AstraZeneca (AZ) has reportedly sold its stake in COVID-19 vaccine maker Moderna for around $1.2bn, according to The Times.
The British drugmaker has sold off its 7.7% stake in Moderna, with the cash from the sale thought to amount to around $1.2bn.
Moderna is expecting sales from its mRNA-based COVID-19 vaccine to reach $18.4bn this year, with the company saying this figure could even be exceeded as it is in discussions with several governments for further supply deals.
The Moderna vaccine was among the first to receive regulatory approval, with the jab gaining its first authorisation from the US Food and Drug Administration (FDA) in December 2020.
The Moderna vaccine then gained approval from the EU and the UK in 2021.

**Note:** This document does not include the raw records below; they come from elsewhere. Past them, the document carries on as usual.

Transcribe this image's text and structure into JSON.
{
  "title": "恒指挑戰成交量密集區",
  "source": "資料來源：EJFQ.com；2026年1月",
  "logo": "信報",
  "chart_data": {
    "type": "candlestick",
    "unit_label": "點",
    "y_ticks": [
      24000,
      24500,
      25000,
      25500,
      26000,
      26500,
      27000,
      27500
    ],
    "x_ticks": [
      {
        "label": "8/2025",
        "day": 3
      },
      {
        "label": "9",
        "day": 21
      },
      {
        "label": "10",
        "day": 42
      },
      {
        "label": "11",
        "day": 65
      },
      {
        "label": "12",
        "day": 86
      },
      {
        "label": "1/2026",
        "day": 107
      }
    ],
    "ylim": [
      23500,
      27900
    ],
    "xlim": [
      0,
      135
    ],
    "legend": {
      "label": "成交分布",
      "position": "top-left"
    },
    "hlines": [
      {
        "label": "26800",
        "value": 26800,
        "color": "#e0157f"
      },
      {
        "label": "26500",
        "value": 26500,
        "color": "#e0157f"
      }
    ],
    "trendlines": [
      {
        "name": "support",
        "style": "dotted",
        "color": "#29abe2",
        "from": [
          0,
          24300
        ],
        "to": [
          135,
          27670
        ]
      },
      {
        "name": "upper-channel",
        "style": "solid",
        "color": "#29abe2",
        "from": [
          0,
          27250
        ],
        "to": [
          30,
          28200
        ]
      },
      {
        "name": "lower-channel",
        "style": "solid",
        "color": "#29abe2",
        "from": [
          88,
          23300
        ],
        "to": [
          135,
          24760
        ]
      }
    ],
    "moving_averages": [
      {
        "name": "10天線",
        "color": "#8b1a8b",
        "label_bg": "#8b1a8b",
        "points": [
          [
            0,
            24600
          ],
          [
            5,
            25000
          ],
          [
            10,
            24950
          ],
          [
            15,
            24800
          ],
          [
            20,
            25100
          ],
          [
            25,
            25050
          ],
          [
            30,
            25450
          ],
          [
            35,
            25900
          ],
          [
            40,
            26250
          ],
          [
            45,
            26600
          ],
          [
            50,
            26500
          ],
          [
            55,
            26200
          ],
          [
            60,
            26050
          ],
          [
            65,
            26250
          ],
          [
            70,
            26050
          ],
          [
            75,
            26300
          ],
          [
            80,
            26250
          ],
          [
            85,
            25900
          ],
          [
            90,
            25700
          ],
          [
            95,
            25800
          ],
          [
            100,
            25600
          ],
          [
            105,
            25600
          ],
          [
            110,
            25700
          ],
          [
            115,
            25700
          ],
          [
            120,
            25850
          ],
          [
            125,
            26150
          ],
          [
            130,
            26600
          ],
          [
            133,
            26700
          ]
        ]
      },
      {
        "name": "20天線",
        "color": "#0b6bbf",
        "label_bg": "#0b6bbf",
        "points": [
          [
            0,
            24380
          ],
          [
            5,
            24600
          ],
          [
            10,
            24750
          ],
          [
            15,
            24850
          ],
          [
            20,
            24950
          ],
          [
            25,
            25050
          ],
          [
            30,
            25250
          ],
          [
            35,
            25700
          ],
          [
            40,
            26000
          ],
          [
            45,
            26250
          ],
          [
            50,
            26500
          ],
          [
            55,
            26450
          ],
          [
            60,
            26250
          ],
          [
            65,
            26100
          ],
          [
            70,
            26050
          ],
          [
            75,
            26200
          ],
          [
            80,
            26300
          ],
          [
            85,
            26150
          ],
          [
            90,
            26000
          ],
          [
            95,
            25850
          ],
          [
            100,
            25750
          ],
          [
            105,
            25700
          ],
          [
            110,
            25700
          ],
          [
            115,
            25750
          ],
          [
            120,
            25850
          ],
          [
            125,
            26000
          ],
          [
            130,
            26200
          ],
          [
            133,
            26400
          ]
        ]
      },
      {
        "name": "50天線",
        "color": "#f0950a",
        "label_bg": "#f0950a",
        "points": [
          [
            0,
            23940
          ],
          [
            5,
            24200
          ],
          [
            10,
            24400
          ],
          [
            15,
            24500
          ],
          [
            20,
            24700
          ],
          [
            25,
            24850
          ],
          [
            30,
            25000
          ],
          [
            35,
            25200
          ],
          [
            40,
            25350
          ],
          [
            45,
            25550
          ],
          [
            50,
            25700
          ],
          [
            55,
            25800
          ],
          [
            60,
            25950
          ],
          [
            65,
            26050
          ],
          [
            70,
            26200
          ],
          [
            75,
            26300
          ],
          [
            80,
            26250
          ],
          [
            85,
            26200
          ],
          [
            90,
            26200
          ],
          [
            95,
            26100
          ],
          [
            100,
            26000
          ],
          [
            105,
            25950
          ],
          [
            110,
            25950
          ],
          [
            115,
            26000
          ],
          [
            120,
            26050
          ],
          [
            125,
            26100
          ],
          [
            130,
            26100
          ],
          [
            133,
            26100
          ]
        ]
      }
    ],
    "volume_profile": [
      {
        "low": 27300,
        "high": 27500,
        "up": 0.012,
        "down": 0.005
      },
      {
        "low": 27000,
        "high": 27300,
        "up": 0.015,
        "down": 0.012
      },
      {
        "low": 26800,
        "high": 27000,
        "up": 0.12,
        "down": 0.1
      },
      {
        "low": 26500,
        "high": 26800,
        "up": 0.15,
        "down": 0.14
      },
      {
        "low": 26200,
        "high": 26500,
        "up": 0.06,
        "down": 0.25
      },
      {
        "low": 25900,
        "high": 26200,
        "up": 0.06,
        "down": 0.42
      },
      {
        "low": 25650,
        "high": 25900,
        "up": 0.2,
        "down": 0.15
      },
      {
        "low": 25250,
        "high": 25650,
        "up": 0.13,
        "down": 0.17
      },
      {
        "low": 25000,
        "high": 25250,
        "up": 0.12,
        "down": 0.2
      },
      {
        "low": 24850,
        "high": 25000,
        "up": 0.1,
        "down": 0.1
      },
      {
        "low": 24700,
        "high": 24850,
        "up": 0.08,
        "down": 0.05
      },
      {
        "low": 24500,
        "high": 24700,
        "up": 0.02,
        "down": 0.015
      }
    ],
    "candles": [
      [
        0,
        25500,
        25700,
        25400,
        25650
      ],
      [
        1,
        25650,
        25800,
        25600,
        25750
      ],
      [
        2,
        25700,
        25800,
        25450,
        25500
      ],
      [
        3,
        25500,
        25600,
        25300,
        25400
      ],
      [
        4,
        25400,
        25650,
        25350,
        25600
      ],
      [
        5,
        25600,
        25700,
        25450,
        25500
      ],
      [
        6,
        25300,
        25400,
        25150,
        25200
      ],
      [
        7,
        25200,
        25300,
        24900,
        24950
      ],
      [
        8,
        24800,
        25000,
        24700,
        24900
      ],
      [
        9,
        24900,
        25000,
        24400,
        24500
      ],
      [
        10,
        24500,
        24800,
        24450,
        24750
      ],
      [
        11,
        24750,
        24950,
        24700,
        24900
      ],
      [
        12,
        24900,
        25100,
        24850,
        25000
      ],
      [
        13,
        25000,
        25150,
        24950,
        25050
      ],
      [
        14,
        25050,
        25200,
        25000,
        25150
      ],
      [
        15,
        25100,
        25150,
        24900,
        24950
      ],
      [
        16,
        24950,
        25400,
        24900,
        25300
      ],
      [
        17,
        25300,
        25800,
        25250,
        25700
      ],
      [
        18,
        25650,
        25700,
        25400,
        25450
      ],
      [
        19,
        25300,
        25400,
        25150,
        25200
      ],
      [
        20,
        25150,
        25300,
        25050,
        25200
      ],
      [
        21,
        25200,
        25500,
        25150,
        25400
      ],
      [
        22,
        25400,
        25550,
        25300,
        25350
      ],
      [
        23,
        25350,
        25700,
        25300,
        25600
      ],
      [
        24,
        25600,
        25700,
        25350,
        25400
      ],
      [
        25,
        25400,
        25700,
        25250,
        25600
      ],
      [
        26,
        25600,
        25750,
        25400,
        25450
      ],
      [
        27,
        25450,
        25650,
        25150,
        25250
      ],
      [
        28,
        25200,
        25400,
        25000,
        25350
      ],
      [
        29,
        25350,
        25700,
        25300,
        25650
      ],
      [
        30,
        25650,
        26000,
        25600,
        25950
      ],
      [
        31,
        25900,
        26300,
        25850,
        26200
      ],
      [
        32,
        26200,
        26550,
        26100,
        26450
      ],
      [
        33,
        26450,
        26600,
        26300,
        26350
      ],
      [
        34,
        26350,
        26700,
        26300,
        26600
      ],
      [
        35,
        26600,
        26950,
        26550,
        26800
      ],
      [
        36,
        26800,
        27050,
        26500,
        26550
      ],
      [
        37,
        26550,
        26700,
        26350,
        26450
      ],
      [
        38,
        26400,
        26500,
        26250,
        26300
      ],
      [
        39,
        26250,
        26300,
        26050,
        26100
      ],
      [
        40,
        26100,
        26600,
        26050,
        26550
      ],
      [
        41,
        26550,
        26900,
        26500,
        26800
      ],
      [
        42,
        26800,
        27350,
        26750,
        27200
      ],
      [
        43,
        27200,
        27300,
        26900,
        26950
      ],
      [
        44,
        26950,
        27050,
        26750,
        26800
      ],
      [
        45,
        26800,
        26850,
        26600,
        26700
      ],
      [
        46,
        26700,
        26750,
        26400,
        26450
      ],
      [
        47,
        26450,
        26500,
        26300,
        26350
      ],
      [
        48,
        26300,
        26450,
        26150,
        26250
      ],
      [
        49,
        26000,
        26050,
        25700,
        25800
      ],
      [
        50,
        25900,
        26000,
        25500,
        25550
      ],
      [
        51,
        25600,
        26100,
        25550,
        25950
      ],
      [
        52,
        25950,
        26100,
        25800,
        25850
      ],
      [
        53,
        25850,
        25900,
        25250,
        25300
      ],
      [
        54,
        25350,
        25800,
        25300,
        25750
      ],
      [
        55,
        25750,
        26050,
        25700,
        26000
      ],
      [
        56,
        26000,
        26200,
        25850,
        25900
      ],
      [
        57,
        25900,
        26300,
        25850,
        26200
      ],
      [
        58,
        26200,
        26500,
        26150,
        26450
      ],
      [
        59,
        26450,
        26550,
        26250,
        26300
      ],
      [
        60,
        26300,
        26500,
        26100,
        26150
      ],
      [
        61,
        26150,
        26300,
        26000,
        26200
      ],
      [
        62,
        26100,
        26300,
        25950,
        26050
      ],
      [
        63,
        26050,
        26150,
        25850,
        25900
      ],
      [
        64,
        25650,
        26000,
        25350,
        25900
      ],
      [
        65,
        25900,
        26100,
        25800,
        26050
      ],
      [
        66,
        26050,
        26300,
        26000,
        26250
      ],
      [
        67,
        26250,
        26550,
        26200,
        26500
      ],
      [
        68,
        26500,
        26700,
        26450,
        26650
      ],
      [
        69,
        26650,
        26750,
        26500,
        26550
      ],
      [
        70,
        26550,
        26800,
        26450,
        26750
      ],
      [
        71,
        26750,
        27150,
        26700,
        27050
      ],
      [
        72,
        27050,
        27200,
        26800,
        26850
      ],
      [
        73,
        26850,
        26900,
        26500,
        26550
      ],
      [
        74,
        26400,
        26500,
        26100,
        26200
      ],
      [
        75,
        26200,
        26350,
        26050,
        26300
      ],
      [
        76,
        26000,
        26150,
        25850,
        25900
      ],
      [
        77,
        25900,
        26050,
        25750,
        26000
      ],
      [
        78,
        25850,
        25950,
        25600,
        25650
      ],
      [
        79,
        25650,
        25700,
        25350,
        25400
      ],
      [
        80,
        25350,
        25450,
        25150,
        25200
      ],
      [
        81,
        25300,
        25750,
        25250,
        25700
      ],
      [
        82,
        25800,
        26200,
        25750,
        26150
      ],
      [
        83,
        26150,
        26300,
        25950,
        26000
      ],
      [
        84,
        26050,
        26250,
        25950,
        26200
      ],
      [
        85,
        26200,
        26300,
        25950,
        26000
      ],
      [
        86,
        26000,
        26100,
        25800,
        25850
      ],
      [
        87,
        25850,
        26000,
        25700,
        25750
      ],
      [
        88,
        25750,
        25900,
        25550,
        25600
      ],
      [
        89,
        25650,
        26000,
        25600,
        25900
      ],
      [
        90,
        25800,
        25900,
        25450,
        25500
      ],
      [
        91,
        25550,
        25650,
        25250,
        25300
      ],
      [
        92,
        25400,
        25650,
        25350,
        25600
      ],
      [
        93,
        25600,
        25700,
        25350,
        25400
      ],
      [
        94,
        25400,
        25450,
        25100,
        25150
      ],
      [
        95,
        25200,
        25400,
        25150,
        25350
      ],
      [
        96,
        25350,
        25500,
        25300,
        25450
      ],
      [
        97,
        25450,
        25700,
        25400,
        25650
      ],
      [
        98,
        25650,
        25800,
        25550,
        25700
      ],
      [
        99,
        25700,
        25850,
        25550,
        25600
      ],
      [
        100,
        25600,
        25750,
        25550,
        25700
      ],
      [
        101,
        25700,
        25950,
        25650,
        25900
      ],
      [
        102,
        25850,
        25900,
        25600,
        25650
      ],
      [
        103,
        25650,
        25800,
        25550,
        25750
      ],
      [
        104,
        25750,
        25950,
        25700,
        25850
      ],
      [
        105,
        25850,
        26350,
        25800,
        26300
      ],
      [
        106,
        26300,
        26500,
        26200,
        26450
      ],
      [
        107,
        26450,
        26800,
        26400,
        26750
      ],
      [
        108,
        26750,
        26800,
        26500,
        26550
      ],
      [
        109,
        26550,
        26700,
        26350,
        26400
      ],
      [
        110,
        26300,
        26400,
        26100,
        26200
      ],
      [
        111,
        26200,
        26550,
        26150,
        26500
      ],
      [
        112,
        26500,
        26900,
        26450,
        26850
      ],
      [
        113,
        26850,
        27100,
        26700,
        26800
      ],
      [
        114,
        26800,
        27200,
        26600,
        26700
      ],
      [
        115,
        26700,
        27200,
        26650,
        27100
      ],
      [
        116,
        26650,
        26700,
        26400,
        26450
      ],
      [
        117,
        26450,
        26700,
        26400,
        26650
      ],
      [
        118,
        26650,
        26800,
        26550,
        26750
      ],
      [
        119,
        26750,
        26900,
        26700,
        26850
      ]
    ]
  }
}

Last week, the company announced that it will make new investments to increase global manufacturing capacity for the vaccine at its own and partnered manufacturing facilities.
Moderna expects this to increase global capacity in 2022 to approximately 1.4 billion doses of the vaccine, reflecting an assumption of a 100 μg dose.
The base plan for 2021 manufacturing has also been increased from 600 million doses to 700 million doses globally.
The Massachusetts, US-based company was first listed on Nasdaq in 2018 at $23 per share, surging in value in 2020 after it started developing its two-dose COVID-19 vaccine.
According to The Guardian, Moderna’s share price increased from around $19 to $155 in 2020, reflecting a total company value of approximately $60bn.
In 2013, AZ invested $240m in Moderna, signing an alliance at the time to discover mRNA therapeutics for cardiometabolic disease and selected oncology targets.
In AZ’s full-year results, the company reported $1.38bn in equity portfolio sales last year, ‘a large proportion of which related to the disposal of its full holding in Moderna Therapeutics’.
AZ is looking to close its proposed acquisition of Alexion Pharmaceuticals, announced last year, in the third quarter of 2021.
The cash from the sale of its Moderna stake will help AZ to achieve this goal, bolstering the company’s own pipeline of investigational products.
AZ’s COVID-19 vaccine, developed with Oxford University, has received approval in the UK and the EU, and also has an emergency use listing from the World Health Organization (WHO).